The film I picked this week was ‘All the Bright Places’, simply because it was being promoted on Netflix. It’s a fairly stereotypical small-town America film, following two struggling high school students. Finch has always been the ‘weird kid’, obsessed with death and dubbed a ‘freak’, while Violet suffers from survivors guilt after her sister died the previous year. In true young adult fashion, the two find each other (on the edge of a ledge, no less) and pull each other through the messiness.

What the film did do well, was remain realistic. I would hesitate to say that the content was handled extraordinarily well, but it was handled better than many other teen dramas. There wasn’t a moment in which Violet realised that Finch loved her, and magically got better. She pushed him away, he let her down. She lets him down. Violet starts getting better, but Finch only get worse. He has every opportunity to reach out to his guidance councilor, but he refuses to take it. Meanwhile, Violet has every opportunity to reach out to him… but she doesn’t.

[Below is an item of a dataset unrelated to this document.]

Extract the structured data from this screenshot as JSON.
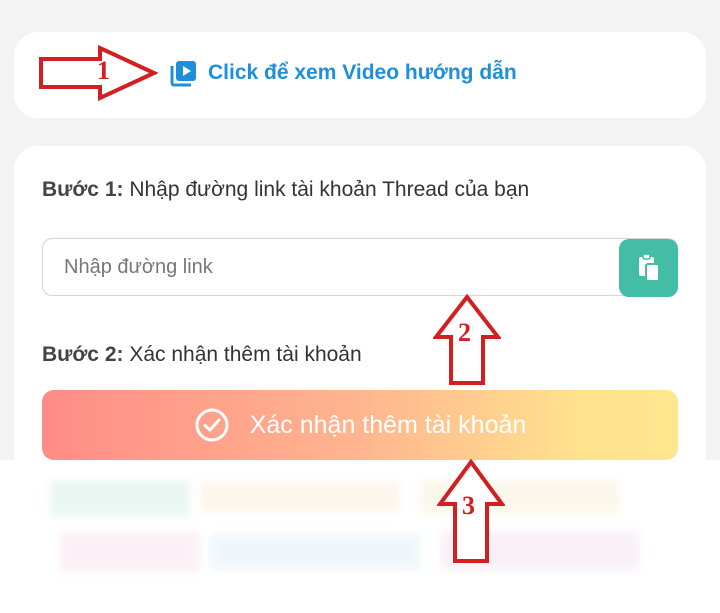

Perhaps it was because she realised that she couldn’t save him, perhaps she simply didn’t realise, didn’t want to be the support for a broken man her entire life.

Either way; when she finally gets better, Finch takes his life.

Keeping in mind that the film is a teen flick – and therefore has to shelter specific subjects – All the Bright Places manages to balance the heavy subject of teen suicide and depression with the lighter theme of romance. It was by no means perfect, but compared to most other Young Adult fiction, it does it well enough. It refuses to become breezy and dismissive, yet manages to hold onto some hope. I did find the framing device of the geography project a little much – forced just so Violet could get her expositional speech at the end – but given the target audience, I think it fit. The film is broadcasting tough subject matter to an impressionable audience, so you don’t want them getting the wrong impression.

Which perhaps, is why there were many moments that felt forced – they were forced, so there would be no misunderstanding. Additionally, some of the cheesy components – teenagers quoting old poets to each other – did do one thing – and that was keep the interest of the target audience. They need things to relate too – which was another component that the film did well. The characters were very relatable. Both had their sadness, which they mostly hid from the outside world – something that teen audiences relate too.

At the end of the day, All the Bright Places wouldn’t be a film that I would choose to watch. It’s the wrong genre, and a romance. There were elements of the film that weren’t handled well, but it was also a realistic (though dramatized) portrayal of teen life, and one that should be able to get through to teenage audiences.